Packages can be imported via the absolute URI:

import “package://pkg.pkl-lang.org/pkl-pantry/pkl.toml@1.0.0#/toml.pkl”

output {
renderer = new toml.Renderer {}
}

Alternatively, they can be managed as dependencies of a project.
Using a project allows Pkl to resolve version conflicts between different versions of the same dependency within a dependency graph.
It also means that you can import packages by a simpler name.

PklProject

amends “pkl:Project”

dependencies {
[“toml”] { uri = “package://pkg.pkl-lang.org/pkl-pantry/pkl.toml@1.0.0” }
}

myconfig.pkl

import “@toml/toml.pkl”

output {
renderer = new toml.Renderer {}
}

A set of packages are maintained by us, the Pkl team. These include:

pkl-pantry — a monorepo that publishes many different packages.

pkl-k8s — templates for defining Kubernetes descriptors.

Language Bindings

Pkl can produce configuration as textual output, and it can also be embedded as a library into other languages via our language bindings.

When binding to a language, Pkl schema can be generated as classes/structs in the target language.
For example, the Application.pkl example from above can be generated into Swift, Go, Java, and Kotlin.
Pkl even includes documentation comments in the target language.

import PklSwift

public enum Application {}

extension Application {
public enum Environment: String, CaseIterable, Decodable, Hashable {
case dev = “dev”
case qa = “qa”
case prod = “prod”
}

public struct Module: PklRegisteredType, Decodable, Hashable {
public static var registeredIdentifier: String = “Application”

/// The hostname that this server responds to.
public var hostname: String

/// The port to listen on.
public var port: UInt16

/// The environment to deploy to.
public var environment: Environment

/// The database connection for this application
public var database: Database

public init(hostname: String, port: UInt16, environment: Environment, database: Database) {
self.hostname = hostname
self.port = port
self.environment = environment
self.database = database
}
}

public struct Database: PklRegisteredType, Decodable, Hashable {
public static var registeredIdentifier: String = “Application#Database”

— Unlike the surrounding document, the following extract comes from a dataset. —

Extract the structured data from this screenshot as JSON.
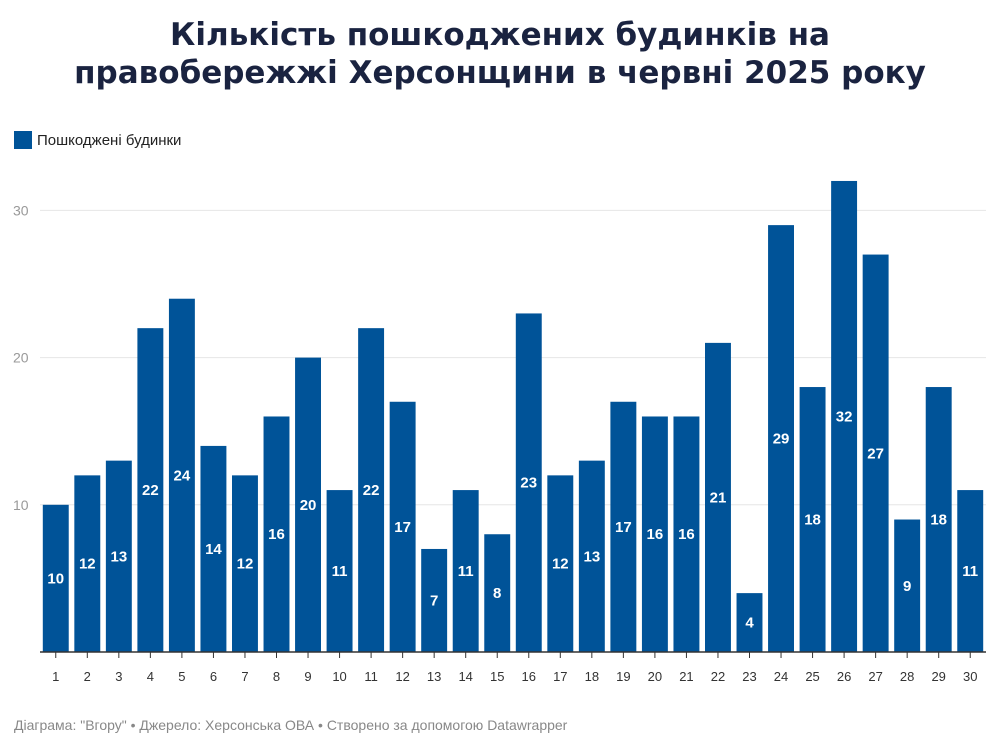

/// The username for this database.
public var username: String

/// The password for this database.
public var password: String

/// The remote host for this database.
public var host: String

/// The remote port for this database.
public var port: UInt16

/// The name of the database.
public var dbName: String

public init(username: String, password: String, host: String, port: UInt16, dbName: String) {
self.username = username
self.password = password
self.host = host
self.port = port
self.dbName = dbName
}
}
}

Application.pkl.go

package application

type Application struct {
// The hostname that this server responds to.
Hostname string `pkl:”hostname”`

// The port to listen on.
Port uint16 `pkl:”port”`

// The environment to deploy to.
Environment Environment.Environment `pkl:”environment”`

// The database connection for this application
Database *Database `pkl:”database”`
}

Database.pkl.go

// Code generated from Pkl module `Application`. DO NOT EDIT.